ÄRZTE.DE: Am Ende sprechen Sie in Ihrem Buch auch über den Arbeitskräftemangel in der Pflege. Gleichzeitig ist der Beruf in Deutschland sehr unbeliebt. Was würden Sie sagen, muss sich ändern, damit wieder mehr Menschen in der Pflege arbeiten möchten?

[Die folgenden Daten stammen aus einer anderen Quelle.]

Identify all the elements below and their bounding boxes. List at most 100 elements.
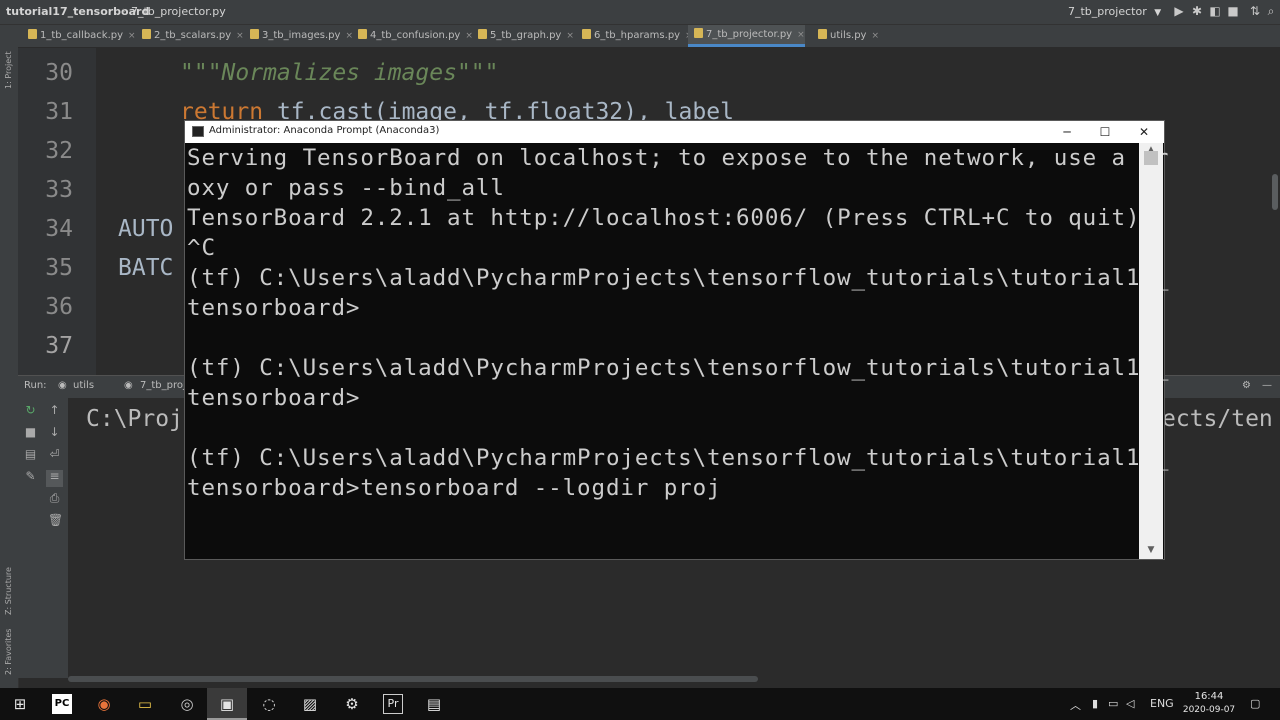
python-file-icon — [478, 29, 487, 39]
run-output-left: C:\Proj — [86, 406, 183, 432]
console-line: Serving TensorBoard on localhost; to exp… — [187, 145, 1170, 171]
notepad-icon[interactable]: ▤ — [424, 694, 444, 714]
pin-icon[interactable]: ✎ — [24, 470, 37, 483]
run-tab-utils[interactable]: utils — [73, 380, 94, 391]
console-line: (tf) C:\Users\aladd\PycharmProjects\tens… — [187, 445, 1170, 471]
python-file-icon — [582, 29, 591, 39]
code-autotune: AUTO — [118, 216, 174, 242]
run-panel-toolbar: ↻ ■ ▤ ✎ ↑ ↓ ⏎ ≡ ⎙ 🗑 — [18, 398, 68, 678]
console-line: (tf) C:\Users\aladd\PycharmProjects\tens… — [187, 265, 1170, 291]
close-icon[interactable]: × — [871, 31, 879, 41]
python-file-icon — [694, 28, 703, 38]
editor-tab-bar: 1_tb_callback.py × 2_tb_scalars.py × 3_tb_… — [18, 25, 1280, 48]
file-explorer-icon[interactable]: ▭ — [135, 694, 155, 714]
network-icon[interactable]: ▭ — [1108, 697, 1118, 710]
python-file-icon — [358, 29, 367, 39]
run-icon[interactable]: ▶ — [1172, 4, 1186, 18]
search-icon[interactable]: ⌕ — [1264, 4, 1278, 18]
console-title: Administrator: Anaconda Prompt (Anaconda… — [209, 125, 440, 136]
clock-date[interactable]: 2020-09-07 — [1180, 705, 1238, 715]
windows-start-icon[interactable]: ⊞ — [10, 694, 30, 714]
python-file-icon — [142, 29, 151, 39]
console-scrollbar[interactable]: ▲ ▼ — [1139, 143, 1163, 559]
tab-6-tb-hparams[interactable]: 6_tb_hparams.py× — [576, 25, 693, 47]
line-number: 36 — [45, 294, 73, 320]
console-output[interactable]: Serving TensorBoard on localhost; to exp… — [187, 145, 1168, 559]
close-button[interactable]: ✕ — [1125, 121, 1163, 143]
scroll-to-end-icon[interactable]: ≡ — [46, 470, 63, 487]
python-icon: ◉ — [58, 380, 67, 391]
firefox-icon[interactable]: ◉ — [94, 694, 114, 714]
minimize-panel-icon[interactable]: — — [1262, 380, 1272, 391]
run-config-label: 7_tb_projector — [1068, 5, 1147, 18]
maximize-button[interactable]: ☐ — [1086, 121, 1124, 143]
console-titlebar[interactable]: Administrator: Anaconda Prompt (Anaconda… — [185, 121, 1164, 143]
notification-icon[interactable]: ▢ — [1250, 697, 1260, 710]
stop-icon[interactable]: ■ — [1226, 4, 1240, 18]
obs-icon[interactable]: ◌ — [259, 694, 279, 714]
close-icon[interactable]: × — [236, 31, 244, 41]
close-icon[interactable]: × — [797, 30, 805, 40]
photos-icon[interactable]: ▨ — [300, 694, 320, 714]
line-number: 35 — [45, 255, 73, 281]
scrollbar-thumb[interactable] — [1144, 151, 1158, 165]
console-prompt-input[interactable]: tensorboard>tensorboard --logdir proj — [187, 475, 722, 501]
tab-label: 5_tb_graph.py — [490, 30, 562, 41]
console-line: (tf) C:\Users\aladd\PycharmProjects\tens… — [187, 355, 1170, 381]
tab-utils[interactable]: utils.py × — [812, 25, 879, 47]
close-icon[interactable]: × — [566, 31, 574, 41]
debug-icon[interactable]: ✱ — [1190, 4, 1204, 18]
tray-chevron-up-icon[interactable]: ︿ — [1070, 697, 1081, 713]
anaconda-prompt-window[interactable]: Administrator: Anaconda Prompt (Anaconda… — [184, 120, 1168, 560]
scrollbar-thumb[interactable] — [1272, 174, 1278, 210]
tab-label: 6_tb_hparams.py — [594, 30, 681, 41]
tab-label: 7_tb_projector.py — [706, 29, 793, 40]
tab-4-tb-confusion[interactable]: 4_tb_confusion.py × — [352, 25, 473, 47]
terminal-taskbar-icon[interactable]: ▣ — [207, 688, 247, 720]
horizontal-scrollbar[interactable] — [68, 676, 758, 682]
taskbar: ⊞ PC ◉ ▭ ◎ ▣ ◌ ▨ ⚙ Pr ▤ ︿ ▮ ▭ ◁ ENG 16:4… — [0, 688, 1280, 720]
stop-icon[interactable]: ■ — [24, 426, 37, 439]
print-icon[interactable]: ⎙ — [48, 492, 61, 505]
run-config-dropdown[interactable]: 7_tb_projector ▼ — [1062, 3, 1167, 20]
scroll-down-icon[interactable]: ↓ — [48, 426, 61, 439]
tray-device-icon[interactable]: ▮ — [1092, 697, 1098, 710]
project-tool-tab[interactable]: 1: Project — [4, 51, 13, 89]
pycharm-icon[interactable]: PC — [52, 694, 72, 714]
favorites-tool-tab[interactable]: 2: Favorites — [4, 629, 13, 675]
console-line: TensorBoard 2.2.1 at http://localhost:60… — [187, 205, 1141, 231]
minimize-button[interactable]: ─ — [1048, 121, 1086, 143]
breadcrumb-file[interactable]: 7_tb_projector.py — [131, 5, 226, 18]
language-indicator[interactable]: ENG — [1150, 697, 1174, 710]
tab-3-tb-images[interactable]: 3_tb_images.py × — [244, 25, 353, 47]
volume-icon[interactable]: ◁ — [1126, 697, 1134, 710]
tab-1-tb-callback[interactable]: 1_tb_callback.py × — [22, 25, 136, 47]
gear-icon[interactable]: ⚙ — [1242, 380, 1251, 391]
tab-7-tb-projector[interactable]: 7_tb_projector.py × — [688, 25, 805, 47]
tab-5-tb-graph[interactable]: 5_tb_graph.py × — [472, 25, 574, 47]
line-number: 31 — [45, 99, 73, 125]
structure-tool-tab[interactable]: Z: Structure — [4, 567, 13, 615]
tab-label: utils.py — [830, 30, 867, 41]
spotify-icon[interactable]: ◎ — [177, 694, 197, 714]
coverage-icon[interactable]: ◧ — [1208, 4, 1222, 18]
breadcrumb-separator: › — [122, 4, 127, 17]
tab-2-tb-scalars[interactable]: 2_tb_scalars.py × — [136, 25, 244, 47]
ide-titlebar: tutorial17_tensorboard › 7_tb_projector.… — [0, 0, 1280, 25]
scroll-up-icon[interactable]: ↑ — [48, 404, 61, 417]
layout-icon[interactable]: ▤ — [24, 448, 37, 461]
trash-icon[interactable]: 🗑 — [48, 514, 63, 527]
terminal-icon — [192, 126, 204, 137]
editor-scrollbar[interactable] — [1270, 48, 1280, 375]
clock-time[interactable]: 16:44 — [1186, 691, 1232, 702]
close-icon[interactable]: × — [128, 31, 136, 41]
rerun-icon[interactable]: ↻ — [24, 404, 37, 417]
console-line: ^C — [187, 235, 216, 261]
scroll-down-arrow-icon[interactable]: ▼ — [1139, 545, 1163, 555]
vcs-icon[interactable]: ⇅ — [1248, 4, 1262, 18]
settings-gear-icon[interactable]: ⚙ — [342, 694, 362, 714]
soft-wrap-icon[interactable]: ⏎ — [48, 448, 61, 461]
premiere-icon[interactable]: Pr — [383, 694, 403, 714]
run-output-right: ects/ten — [1162, 406, 1273, 432]
breadcrumb-project[interactable]: tutorial17_tensorboard — [6, 5, 149, 18]
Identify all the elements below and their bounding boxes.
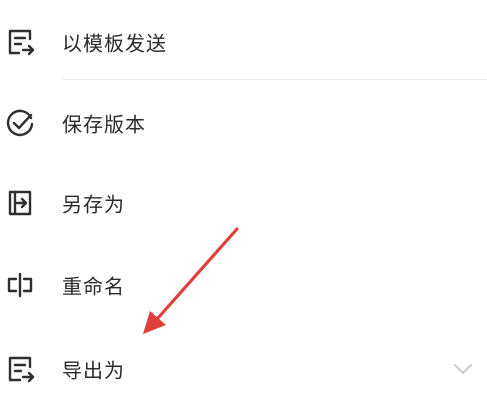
template-send-icon [4,26,36,58]
menu-item-save-as[interactable]: 另存为 [0,173,487,233]
menu-item-send-as-template[interactable]: 以模板发送 [0,12,487,72]
menu-item-export-as[interactable]: 导出为 [0,339,487,397]
more-actions-menu: 以模板发送 保存版本 另存为 重命名 导出为 [0,0,487,397]
menu-item-rename[interactable]: 重命名 [0,255,487,315]
chevron-down-icon[interactable] [453,362,473,376]
menu-item-label: 重命名 [62,274,125,299]
menu-item-label: 另存为 [62,192,125,217]
menu-item-label: 以模板发送 [62,31,167,56]
menu-item-label: 导出为 [62,358,125,383]
export-icon [4,353,36,385]
menu-item-label: 保存版本 [62,112,146,137]
menu-item-save-version[interactable]: 保存版本 [0,93,487,153]
rename-icon [4,269,36,301]
check-circle-icon [4,107,36,139]
save-as-icon [4,187,36,219]
menu-divider [62,79,487,80]
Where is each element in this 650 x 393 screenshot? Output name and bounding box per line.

Christie Watson: Wir schätzen Geld, Macht, materielle Besitztümer. Ich befürchte, dass unsere Gesellschaft sich von Gemeinschaft und Mitgefühl zu Individualität und Spaltung bewegt. Damit Menschen in der Pflege arbeiten möchten, müssten sich die Wertschätzung und die Politik ändern. Regierungen können viel dazu beitragen, indem sie den Pflegekräften das Gehalt zahlen, das ihnen zusteht und Gelder und Ressourcen bereitstellen, um die körperliche und mentale Gesundheit der Pflegekräfte zu unterstützen. Das Einstellen ist ein Problem, aber dringender ist dass sie auch bleiben. Die Pflegekräfte – Frauen und Männer, die wir haben, verlassen den Beruf. Die Pflegekräfte der NHS (National Health Service UK) etwa gehen schneller als neue hinzukommen. Die Pflegebedürfnisse und die Komplexität der Patienten bringen Krankenhäuser und Gesundheitsleistungen an ihr Limit. Wir brauchen vernetztes Denken und dringende Veränderungen, um die Pflegekräfte zu unterstützen, die gerade in diesem Beruf arbeiten.